Теперь пронзительный свет бил им в спину, и Павлову все никак не удавалось избавиться от ощущения, что они убегают – не то от этого призрачного света, не то от самих себя.
В музее было холодно и необжито. Женщина в окошечке сообщила, что Сев Севыч с женой уехали по делам в Швейцарию и вернутся дней этак через десять, не раньше. Павлов все-таки заикнулся о рукописях, но на него посмотрели как на сумасшедшего. Какое-то время они стояли в холле, стараясь понять – от чего происходит окружающий неуют. И, уже сойдя с узких ступней, Маруся вздохнула:
– Понимаешь, такое пространство требует изысканной роскоши, а ее здесь нет, и потому всюду эта нехорошая двусмысленность, холодная отстраненность. В таком месте можно исходить страстями, но трудно жить. Бедный, бедный Василий!
– Из рассказа?!
– О, господи, нет, конечно, – Рукавишников. Не зря он все время уезжал куда-нибудь. Об этом доме можно только грезить – ведь это призрак.
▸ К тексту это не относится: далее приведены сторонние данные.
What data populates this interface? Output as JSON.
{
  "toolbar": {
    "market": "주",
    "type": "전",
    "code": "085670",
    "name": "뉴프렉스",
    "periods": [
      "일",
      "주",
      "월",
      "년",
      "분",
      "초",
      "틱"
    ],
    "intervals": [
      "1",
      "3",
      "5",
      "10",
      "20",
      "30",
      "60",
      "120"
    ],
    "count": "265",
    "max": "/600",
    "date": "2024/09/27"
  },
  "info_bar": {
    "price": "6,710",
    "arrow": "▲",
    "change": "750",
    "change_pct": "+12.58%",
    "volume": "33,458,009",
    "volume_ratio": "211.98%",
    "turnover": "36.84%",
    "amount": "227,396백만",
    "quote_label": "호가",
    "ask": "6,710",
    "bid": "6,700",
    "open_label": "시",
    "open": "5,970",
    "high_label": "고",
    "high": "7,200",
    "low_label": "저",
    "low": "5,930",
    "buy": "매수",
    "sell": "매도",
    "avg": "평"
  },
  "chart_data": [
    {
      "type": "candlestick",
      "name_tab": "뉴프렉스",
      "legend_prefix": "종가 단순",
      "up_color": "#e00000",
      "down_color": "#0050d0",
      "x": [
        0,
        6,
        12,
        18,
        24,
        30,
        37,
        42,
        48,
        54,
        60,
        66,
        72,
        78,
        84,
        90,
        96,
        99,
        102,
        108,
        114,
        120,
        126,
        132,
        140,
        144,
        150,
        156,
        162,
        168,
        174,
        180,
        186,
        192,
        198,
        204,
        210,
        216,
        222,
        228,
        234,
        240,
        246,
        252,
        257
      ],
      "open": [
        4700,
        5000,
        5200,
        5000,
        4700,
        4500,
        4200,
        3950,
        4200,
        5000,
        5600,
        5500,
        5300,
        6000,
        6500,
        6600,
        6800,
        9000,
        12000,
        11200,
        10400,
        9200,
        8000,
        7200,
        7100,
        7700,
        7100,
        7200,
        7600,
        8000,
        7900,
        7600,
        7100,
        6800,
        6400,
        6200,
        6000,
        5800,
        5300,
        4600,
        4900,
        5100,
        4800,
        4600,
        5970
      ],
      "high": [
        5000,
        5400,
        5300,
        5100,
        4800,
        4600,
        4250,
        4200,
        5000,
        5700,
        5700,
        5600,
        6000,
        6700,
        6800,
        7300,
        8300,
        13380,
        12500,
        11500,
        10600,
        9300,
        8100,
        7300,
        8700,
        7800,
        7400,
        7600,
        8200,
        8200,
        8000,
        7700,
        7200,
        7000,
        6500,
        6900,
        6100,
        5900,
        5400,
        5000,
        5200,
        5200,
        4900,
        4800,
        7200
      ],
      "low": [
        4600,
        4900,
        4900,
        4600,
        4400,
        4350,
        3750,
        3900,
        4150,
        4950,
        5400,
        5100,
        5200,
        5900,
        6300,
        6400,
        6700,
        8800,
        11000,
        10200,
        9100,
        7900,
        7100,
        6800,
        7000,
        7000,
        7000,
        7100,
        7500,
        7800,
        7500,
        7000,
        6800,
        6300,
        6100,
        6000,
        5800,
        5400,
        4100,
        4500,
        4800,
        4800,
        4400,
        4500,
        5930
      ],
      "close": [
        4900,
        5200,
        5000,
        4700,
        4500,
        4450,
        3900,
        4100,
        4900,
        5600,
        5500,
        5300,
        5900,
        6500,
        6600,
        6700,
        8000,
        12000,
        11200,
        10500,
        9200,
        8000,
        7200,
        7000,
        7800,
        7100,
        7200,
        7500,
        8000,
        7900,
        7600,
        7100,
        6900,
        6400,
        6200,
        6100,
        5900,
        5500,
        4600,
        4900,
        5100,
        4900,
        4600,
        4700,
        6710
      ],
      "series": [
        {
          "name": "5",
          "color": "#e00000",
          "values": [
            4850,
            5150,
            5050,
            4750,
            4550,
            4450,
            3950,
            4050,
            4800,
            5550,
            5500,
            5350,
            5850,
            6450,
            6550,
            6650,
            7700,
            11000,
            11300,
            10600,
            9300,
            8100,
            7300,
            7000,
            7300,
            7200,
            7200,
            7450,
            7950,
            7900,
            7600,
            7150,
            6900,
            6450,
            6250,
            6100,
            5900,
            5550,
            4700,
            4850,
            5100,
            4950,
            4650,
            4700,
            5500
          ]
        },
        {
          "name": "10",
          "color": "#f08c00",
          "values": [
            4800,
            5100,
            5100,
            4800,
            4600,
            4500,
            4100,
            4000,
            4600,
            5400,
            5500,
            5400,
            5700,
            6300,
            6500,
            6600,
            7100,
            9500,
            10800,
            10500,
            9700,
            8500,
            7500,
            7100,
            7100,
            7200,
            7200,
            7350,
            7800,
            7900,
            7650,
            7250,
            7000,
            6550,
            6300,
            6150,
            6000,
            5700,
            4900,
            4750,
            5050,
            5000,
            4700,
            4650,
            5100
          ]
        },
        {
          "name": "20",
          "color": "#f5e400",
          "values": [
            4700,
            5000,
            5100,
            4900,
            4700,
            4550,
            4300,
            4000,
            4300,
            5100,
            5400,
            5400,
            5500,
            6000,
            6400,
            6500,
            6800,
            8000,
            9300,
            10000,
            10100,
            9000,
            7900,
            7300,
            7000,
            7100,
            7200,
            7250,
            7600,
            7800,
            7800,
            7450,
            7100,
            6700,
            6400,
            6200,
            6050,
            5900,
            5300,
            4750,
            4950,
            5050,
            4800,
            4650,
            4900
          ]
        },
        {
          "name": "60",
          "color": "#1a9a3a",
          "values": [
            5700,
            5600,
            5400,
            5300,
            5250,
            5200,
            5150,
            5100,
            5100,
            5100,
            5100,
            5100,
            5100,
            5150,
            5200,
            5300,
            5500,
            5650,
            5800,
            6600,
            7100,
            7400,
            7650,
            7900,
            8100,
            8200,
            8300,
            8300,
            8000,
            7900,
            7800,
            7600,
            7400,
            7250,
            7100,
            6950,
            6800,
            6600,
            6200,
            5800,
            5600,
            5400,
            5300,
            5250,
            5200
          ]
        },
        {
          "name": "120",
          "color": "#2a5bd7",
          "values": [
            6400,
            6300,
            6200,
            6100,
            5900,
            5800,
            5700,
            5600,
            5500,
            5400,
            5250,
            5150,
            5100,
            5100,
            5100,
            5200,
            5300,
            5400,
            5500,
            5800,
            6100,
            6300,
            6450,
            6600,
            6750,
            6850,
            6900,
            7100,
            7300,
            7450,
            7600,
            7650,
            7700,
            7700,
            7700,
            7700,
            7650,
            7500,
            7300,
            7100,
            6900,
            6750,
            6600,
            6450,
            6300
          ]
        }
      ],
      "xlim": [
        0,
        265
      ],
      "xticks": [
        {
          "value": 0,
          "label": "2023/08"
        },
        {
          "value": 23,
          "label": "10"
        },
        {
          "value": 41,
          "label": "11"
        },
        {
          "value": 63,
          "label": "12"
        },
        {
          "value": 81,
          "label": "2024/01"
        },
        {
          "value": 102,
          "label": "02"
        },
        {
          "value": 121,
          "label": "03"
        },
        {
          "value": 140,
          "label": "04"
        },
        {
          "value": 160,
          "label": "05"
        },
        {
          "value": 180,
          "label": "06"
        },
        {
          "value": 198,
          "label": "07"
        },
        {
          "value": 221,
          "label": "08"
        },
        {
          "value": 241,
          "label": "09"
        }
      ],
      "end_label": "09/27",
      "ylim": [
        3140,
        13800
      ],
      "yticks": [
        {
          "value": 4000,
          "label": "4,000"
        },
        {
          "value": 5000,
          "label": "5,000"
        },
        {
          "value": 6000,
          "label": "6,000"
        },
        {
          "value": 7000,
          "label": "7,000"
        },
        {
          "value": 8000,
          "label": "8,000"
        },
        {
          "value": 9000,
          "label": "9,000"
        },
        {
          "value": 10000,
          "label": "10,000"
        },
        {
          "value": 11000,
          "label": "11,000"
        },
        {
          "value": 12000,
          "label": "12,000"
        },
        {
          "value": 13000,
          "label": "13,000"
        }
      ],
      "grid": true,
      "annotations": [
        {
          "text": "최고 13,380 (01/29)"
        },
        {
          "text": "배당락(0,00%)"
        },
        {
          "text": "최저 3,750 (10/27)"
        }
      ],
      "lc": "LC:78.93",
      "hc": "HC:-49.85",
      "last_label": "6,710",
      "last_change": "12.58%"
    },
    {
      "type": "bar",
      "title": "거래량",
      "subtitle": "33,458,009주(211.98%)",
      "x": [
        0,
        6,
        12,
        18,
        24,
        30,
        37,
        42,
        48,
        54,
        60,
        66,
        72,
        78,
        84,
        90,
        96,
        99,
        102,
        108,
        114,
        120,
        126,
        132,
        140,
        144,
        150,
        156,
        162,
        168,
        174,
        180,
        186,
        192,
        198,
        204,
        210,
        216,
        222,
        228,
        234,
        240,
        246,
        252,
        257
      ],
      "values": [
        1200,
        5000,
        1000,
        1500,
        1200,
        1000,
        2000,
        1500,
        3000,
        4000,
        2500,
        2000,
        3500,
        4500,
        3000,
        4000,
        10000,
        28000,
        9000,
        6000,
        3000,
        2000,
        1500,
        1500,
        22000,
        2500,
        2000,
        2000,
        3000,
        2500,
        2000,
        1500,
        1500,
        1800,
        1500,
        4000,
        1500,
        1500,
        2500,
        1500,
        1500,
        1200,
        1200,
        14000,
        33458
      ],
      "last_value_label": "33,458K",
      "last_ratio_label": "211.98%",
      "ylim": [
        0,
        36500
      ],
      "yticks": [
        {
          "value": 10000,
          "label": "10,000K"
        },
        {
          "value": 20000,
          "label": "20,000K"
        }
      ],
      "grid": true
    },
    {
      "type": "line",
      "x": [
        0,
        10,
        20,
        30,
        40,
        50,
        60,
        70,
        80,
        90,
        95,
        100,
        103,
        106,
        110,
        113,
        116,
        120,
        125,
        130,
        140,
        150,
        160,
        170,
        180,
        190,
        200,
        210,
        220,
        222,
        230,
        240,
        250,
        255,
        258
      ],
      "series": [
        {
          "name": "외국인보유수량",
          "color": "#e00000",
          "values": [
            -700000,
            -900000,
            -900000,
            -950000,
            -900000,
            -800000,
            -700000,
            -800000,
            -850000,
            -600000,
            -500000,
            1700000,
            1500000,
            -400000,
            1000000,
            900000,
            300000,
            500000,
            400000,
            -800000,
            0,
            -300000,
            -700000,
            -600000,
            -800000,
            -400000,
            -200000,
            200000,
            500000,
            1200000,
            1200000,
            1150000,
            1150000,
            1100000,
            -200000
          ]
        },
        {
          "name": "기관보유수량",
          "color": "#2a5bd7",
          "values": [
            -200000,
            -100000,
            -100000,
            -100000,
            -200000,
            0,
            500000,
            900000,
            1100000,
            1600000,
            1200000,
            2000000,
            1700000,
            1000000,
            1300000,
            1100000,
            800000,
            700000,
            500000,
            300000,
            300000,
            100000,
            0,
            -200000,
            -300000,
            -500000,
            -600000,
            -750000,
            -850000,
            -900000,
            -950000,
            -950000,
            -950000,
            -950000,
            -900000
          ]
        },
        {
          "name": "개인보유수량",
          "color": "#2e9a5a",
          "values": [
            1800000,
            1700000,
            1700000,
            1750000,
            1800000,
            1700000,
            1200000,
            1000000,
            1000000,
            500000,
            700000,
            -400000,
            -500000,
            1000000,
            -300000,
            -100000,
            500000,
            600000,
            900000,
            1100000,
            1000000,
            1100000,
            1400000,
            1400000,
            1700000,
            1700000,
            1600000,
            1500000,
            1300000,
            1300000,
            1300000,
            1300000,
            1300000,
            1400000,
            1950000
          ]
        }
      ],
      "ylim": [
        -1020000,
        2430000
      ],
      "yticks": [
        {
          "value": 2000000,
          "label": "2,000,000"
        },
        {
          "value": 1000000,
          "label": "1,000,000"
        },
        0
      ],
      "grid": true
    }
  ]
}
* * *Павлов с Марусей, вновь несолоно хлебавши, направились в Беково. Они едва успели вернуться до грозы – той самой страшной дневной грозы, каковая обычно превращает установленное природой время в свою противоположность. И, первой войдя в сумрак дома, Маруся натолкнулась грудью на очередной порыв еще сухого и потому особенно свирепого ветра. Окно было выбито, и осколки лужами грядущего ливня лежали на кровати и полу. Вырина, естественно, в избе не было.
Павлов бросился закрывать окно занавеской, но Маруся стряхнула стекло с постели и молча потянула его к себе:
– Гроза вдвоем. И крыша над головой. Это же здорово! Давай лежать и слушать.
И через минуту, воспламеняясь от Марусиных губ и в тоже время ощущая ледяные укусы порывов ливня, то и дело заплескивавшего свои щупальца в комнату, он ощутил всю упоительность ее предложения. Беснование природы освобождало от всего лишнего, придуманного, смутного. А чистый и резкий свет зарниц на мгновение освещал души до дна.
За окном выла, металась, вгрызалась в старый толь крыши разбушевавшаяся непогода, и вода в стоящей на углу дома бочке плескалась так, будто кто-то огромный и жадный все лакал и лакал из нее и никак не мог вволю налакаться. Дождь вольно гулял по всем октавам, стучали падавшие в одичавших садах яблоки, рвался над головами небесный брезент, и пьянящий запах бескрайней воли так и тянул из разбитого окна, предлагая уйти за ним в никуда и ни за чем.